Ripensavo a tutto ciò quando ho visto programmato, nel cartellone del teatro Piccolo Eliseo, uno degli spettacoli più divertenti e intelligenti di queste ultime stagioni. Si tratta de L’Operazione, ed è un trascinante, vorticoso, gioco tutto “meta-teatrale”, che mette in parodia la vita di quattro giovani attori, alle prese con tutti i temi cui ho fatto cenno nel sermone precedente.

È una commedia brillante, prodotta coraggiosamente da Elsinor, scritta e diretta con tanta autoironia dal bravo Rosario Lisma, affiancato dagli ottimi complici Fabrizio Lombardo, Alessio Piazza, Andrea Narsi, e da Gianni Quillico, che si rivela uno spaccato a dir poco inquietante della realtà teatrale italiana.

È la storia, vien da pensare in parte autobiografica,di quattro attori precari, più precari che mai, quarantenni bravi e generosi, addirittura “impegnati”: provano e mettono in scena un testo duro sulle BR, sui “rapimenti politici” e sulla lotta armata. Un tema complesso, difficile da affrontare. Eppure, come si direbbe oggi: “necessario”. Ecco allora che tra crisi, litigi, aspirazioni, fallimenti, compromessi, rinunce, sogni, ripicche si ostinano a lavorare. Nessuno li paga, ma sono lì.

Potrebbe essere la svolta, il successo. Ma per il quarto d’ora di celebrità, per la consacrazione vera e propria, serve Lui, il “Grande Critico”. E pur di averlo in sala, i quattro sono disposti a tutto.

 

Un momento dello spettacolo

 

Si ride tanto, di fronte a L’Operazione: anche chi non è dell’ambiente, del mondo teatrale, vi ritrova spunti esilaranti, e ovviamente un senso di umana, amara, compassione per gli inani sforzi di sopravvivenza di chi vive, o vorrebbe vivere, nella Cultura Italiana.

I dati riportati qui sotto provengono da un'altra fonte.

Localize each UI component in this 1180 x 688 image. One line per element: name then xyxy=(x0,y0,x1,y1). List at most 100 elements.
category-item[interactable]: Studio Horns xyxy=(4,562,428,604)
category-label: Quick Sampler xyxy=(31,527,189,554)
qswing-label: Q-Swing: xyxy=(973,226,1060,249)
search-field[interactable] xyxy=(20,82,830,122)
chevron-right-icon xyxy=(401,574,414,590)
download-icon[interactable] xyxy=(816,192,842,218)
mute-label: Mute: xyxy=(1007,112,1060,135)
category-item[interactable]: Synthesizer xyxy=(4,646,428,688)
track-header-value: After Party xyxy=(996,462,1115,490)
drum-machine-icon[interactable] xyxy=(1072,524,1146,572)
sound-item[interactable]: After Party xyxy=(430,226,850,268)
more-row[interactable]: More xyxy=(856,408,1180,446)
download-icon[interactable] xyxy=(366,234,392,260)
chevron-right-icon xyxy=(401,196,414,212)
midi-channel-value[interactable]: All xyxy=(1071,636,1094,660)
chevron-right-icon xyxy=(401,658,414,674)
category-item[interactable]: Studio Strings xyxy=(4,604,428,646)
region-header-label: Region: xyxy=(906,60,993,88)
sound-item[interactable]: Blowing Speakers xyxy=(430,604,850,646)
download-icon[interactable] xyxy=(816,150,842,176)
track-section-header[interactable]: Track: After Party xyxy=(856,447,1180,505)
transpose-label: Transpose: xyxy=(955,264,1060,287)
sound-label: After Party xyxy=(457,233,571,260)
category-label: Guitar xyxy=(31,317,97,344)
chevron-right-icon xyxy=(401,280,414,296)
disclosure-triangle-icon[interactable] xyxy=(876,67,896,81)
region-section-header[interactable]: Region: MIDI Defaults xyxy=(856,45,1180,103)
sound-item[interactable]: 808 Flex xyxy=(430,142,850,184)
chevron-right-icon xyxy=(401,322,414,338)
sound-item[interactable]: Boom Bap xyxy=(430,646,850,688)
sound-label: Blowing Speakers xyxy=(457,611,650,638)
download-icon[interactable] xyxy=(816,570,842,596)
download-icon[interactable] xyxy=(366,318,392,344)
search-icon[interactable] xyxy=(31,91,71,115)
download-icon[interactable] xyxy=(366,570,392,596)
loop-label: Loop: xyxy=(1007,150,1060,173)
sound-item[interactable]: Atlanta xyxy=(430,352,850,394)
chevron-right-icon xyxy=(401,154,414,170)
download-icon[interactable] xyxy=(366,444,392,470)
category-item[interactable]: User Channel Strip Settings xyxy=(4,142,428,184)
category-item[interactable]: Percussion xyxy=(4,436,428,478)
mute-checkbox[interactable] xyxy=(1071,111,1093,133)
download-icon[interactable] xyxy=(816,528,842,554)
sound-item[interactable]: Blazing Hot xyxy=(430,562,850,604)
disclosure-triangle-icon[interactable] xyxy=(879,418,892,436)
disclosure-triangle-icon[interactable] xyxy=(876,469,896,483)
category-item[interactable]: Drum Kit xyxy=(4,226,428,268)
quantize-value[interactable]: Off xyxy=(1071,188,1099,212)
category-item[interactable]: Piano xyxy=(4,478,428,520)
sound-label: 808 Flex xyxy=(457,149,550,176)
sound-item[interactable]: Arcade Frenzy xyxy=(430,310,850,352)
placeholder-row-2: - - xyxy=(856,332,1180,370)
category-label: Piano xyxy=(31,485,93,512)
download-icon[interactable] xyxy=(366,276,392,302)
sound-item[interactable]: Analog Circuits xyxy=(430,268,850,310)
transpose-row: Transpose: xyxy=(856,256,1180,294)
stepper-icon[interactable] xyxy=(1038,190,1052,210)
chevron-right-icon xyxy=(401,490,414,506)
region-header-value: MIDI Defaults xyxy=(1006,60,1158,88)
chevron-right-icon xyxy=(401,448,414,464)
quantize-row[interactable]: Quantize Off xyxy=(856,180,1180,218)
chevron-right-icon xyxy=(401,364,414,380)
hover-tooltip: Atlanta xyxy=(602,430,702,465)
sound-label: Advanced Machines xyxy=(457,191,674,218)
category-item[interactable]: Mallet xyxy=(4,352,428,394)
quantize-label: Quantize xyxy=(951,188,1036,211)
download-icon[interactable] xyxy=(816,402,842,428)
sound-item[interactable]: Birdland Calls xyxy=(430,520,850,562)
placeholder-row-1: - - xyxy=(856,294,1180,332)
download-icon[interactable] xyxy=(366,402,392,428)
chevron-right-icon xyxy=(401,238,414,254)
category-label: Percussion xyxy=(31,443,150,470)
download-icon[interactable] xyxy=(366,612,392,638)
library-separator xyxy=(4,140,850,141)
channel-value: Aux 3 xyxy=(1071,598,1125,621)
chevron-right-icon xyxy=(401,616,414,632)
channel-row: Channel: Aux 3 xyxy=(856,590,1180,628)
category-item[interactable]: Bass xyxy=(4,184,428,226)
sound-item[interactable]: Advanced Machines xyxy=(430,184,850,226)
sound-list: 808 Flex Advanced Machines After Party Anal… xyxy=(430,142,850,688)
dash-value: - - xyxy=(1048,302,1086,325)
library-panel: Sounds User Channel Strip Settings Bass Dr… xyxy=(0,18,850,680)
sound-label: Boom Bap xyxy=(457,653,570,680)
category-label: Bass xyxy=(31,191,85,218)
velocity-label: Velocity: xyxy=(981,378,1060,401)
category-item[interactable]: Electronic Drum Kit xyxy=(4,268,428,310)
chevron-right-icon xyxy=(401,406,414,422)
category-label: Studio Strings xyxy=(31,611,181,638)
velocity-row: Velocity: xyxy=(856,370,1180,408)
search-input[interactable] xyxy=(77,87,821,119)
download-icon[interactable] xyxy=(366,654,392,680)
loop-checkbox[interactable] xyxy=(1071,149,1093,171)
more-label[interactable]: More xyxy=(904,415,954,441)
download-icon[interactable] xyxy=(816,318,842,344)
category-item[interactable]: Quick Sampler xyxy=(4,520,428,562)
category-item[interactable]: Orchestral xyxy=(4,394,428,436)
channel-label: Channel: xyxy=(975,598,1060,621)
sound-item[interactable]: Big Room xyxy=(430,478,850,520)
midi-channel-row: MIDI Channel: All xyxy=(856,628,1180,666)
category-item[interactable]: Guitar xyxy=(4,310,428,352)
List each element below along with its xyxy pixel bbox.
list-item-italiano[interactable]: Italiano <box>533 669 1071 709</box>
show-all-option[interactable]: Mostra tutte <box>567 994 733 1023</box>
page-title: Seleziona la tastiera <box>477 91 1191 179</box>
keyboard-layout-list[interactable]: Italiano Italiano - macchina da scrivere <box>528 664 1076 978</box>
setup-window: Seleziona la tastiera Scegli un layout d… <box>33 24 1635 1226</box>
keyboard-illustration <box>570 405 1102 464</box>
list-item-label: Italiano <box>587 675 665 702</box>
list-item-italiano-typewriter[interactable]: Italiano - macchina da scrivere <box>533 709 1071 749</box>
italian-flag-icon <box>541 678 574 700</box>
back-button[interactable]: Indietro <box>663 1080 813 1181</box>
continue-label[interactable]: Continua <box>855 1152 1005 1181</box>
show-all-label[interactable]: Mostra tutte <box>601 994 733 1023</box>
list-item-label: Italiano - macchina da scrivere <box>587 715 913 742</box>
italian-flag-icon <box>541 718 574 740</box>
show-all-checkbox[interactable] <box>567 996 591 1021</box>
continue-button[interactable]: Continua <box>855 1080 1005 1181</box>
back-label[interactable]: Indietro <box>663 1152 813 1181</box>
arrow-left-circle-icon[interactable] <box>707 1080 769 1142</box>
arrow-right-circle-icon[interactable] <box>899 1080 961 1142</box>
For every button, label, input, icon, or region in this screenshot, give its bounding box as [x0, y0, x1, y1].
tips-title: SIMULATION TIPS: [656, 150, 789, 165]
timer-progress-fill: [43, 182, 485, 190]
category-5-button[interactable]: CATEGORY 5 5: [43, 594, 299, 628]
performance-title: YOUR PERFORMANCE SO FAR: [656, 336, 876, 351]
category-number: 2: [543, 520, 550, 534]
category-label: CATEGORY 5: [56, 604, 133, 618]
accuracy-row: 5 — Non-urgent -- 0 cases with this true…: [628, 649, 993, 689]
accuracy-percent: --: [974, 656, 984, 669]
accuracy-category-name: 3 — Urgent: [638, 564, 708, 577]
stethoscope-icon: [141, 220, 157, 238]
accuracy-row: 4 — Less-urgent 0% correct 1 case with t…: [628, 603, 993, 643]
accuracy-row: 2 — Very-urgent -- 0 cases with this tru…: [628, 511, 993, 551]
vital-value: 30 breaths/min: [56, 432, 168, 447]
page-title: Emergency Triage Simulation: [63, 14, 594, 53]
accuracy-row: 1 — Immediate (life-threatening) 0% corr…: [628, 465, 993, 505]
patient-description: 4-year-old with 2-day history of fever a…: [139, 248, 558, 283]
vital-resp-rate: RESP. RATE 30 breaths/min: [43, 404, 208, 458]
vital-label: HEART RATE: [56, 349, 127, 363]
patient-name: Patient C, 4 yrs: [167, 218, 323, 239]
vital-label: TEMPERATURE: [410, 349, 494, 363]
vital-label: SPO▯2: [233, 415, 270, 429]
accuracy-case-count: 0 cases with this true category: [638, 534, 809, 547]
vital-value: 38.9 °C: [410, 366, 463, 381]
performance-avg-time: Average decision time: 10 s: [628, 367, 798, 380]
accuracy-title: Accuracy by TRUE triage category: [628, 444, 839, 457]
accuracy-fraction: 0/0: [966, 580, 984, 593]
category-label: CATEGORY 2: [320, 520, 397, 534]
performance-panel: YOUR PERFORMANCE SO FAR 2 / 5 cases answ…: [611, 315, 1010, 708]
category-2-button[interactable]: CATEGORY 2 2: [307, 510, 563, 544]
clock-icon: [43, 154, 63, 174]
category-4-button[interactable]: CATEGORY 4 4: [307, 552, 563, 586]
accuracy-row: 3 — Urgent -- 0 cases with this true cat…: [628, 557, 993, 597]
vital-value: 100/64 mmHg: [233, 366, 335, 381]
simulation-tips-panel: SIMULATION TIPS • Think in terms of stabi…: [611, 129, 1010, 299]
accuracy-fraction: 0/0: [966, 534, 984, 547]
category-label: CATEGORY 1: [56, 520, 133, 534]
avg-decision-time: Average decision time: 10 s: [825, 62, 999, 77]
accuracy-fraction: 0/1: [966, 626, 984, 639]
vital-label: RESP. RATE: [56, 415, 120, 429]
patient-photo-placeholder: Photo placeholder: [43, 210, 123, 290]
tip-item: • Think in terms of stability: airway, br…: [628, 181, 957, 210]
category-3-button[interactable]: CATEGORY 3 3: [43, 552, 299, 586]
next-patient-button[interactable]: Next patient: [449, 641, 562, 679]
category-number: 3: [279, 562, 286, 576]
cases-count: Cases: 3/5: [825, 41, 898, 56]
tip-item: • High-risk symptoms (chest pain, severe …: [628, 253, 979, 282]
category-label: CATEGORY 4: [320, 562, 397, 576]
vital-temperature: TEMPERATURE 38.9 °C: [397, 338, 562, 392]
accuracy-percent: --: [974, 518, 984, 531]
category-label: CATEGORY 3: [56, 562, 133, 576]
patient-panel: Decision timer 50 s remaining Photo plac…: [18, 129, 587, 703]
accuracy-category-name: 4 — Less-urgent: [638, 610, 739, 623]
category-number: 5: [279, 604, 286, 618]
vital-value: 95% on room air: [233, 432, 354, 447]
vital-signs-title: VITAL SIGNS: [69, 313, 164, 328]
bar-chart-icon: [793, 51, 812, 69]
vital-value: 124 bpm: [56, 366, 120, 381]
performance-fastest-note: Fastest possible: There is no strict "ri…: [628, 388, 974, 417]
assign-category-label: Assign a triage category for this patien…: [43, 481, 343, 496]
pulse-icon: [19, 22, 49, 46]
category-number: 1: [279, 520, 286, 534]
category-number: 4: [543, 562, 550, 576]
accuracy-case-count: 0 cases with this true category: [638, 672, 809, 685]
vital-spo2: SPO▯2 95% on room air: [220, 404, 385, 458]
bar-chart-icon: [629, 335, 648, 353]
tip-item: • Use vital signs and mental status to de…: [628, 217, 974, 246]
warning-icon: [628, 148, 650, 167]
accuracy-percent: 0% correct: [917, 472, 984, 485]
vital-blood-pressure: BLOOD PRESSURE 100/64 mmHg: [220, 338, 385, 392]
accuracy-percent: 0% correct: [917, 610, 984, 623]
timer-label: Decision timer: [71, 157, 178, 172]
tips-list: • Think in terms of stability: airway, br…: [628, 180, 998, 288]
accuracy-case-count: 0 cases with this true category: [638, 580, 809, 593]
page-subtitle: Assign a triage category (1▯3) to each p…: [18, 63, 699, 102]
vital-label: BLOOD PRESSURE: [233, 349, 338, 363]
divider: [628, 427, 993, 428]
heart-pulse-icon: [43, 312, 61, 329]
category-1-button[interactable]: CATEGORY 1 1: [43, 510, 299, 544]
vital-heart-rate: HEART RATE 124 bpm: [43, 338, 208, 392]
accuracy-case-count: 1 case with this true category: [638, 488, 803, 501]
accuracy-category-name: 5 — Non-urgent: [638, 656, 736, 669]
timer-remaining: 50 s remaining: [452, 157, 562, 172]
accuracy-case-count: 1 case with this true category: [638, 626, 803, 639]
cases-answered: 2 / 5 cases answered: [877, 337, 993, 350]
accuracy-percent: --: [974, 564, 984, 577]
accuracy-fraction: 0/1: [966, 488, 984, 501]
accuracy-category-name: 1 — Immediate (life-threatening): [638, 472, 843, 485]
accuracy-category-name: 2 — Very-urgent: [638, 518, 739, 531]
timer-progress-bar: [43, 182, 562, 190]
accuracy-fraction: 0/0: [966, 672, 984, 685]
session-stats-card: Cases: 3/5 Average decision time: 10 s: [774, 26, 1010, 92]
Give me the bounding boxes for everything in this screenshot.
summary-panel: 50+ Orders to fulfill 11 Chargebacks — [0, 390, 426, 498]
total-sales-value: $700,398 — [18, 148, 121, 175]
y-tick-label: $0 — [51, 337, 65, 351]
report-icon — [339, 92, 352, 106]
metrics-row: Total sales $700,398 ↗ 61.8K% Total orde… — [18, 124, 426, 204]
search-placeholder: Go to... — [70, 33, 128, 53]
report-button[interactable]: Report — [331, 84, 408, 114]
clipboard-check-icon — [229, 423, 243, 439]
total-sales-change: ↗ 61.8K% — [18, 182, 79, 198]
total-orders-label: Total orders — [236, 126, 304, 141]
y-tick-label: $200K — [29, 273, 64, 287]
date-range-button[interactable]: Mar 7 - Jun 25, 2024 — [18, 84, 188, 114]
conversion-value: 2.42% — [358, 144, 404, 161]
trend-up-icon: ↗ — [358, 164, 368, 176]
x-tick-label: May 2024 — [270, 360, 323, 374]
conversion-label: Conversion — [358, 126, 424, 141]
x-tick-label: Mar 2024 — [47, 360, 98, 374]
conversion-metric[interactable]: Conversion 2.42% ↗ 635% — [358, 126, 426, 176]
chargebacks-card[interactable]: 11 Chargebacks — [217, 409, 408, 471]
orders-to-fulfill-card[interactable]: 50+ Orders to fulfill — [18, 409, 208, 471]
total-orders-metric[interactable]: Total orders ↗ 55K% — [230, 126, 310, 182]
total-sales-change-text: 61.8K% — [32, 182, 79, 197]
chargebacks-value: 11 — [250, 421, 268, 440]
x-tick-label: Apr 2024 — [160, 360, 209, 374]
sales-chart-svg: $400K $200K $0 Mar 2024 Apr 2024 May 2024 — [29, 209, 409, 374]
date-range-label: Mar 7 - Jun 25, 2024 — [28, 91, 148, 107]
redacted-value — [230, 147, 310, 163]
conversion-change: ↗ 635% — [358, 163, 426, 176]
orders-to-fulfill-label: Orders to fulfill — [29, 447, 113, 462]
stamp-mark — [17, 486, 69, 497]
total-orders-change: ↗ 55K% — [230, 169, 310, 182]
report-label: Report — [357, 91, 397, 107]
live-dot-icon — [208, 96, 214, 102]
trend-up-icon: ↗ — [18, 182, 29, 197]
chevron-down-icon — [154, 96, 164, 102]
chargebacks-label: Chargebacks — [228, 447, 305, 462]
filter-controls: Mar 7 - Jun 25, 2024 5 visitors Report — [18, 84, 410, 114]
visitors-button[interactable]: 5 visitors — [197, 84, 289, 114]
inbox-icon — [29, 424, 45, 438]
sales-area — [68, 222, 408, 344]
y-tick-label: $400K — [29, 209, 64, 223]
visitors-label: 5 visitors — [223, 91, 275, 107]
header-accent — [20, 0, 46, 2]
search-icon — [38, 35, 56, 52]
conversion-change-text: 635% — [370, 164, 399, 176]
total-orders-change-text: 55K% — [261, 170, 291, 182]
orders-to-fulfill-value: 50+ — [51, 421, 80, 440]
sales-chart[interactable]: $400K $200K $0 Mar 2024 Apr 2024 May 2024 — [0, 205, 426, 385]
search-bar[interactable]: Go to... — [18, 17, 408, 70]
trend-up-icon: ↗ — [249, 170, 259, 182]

E chi, invece, all’ambiente appartiene, potrà riconoscere staffilate e ironie, ritrovare situazioni forse vissute o attraversate: e capire a chi si rivolge il testo scritto da Lisma, pensando a una chiara figura di critico, a un riferimento ben preciso, di qualche stagione fa. Oggi le cose sono cambiate, anche il “Grande Critico” si è relativizzato. Nulla è più come un tempo. C’è un finale, a sorpresa, che non sto ovviamente a svelare. Eppure, per proseguire quel dibattito sul senso della critica, L’Operazione è un ottimo vademecum.

In scena dal 12 al 22 dicembre al Piccolo Eliseo di Roma.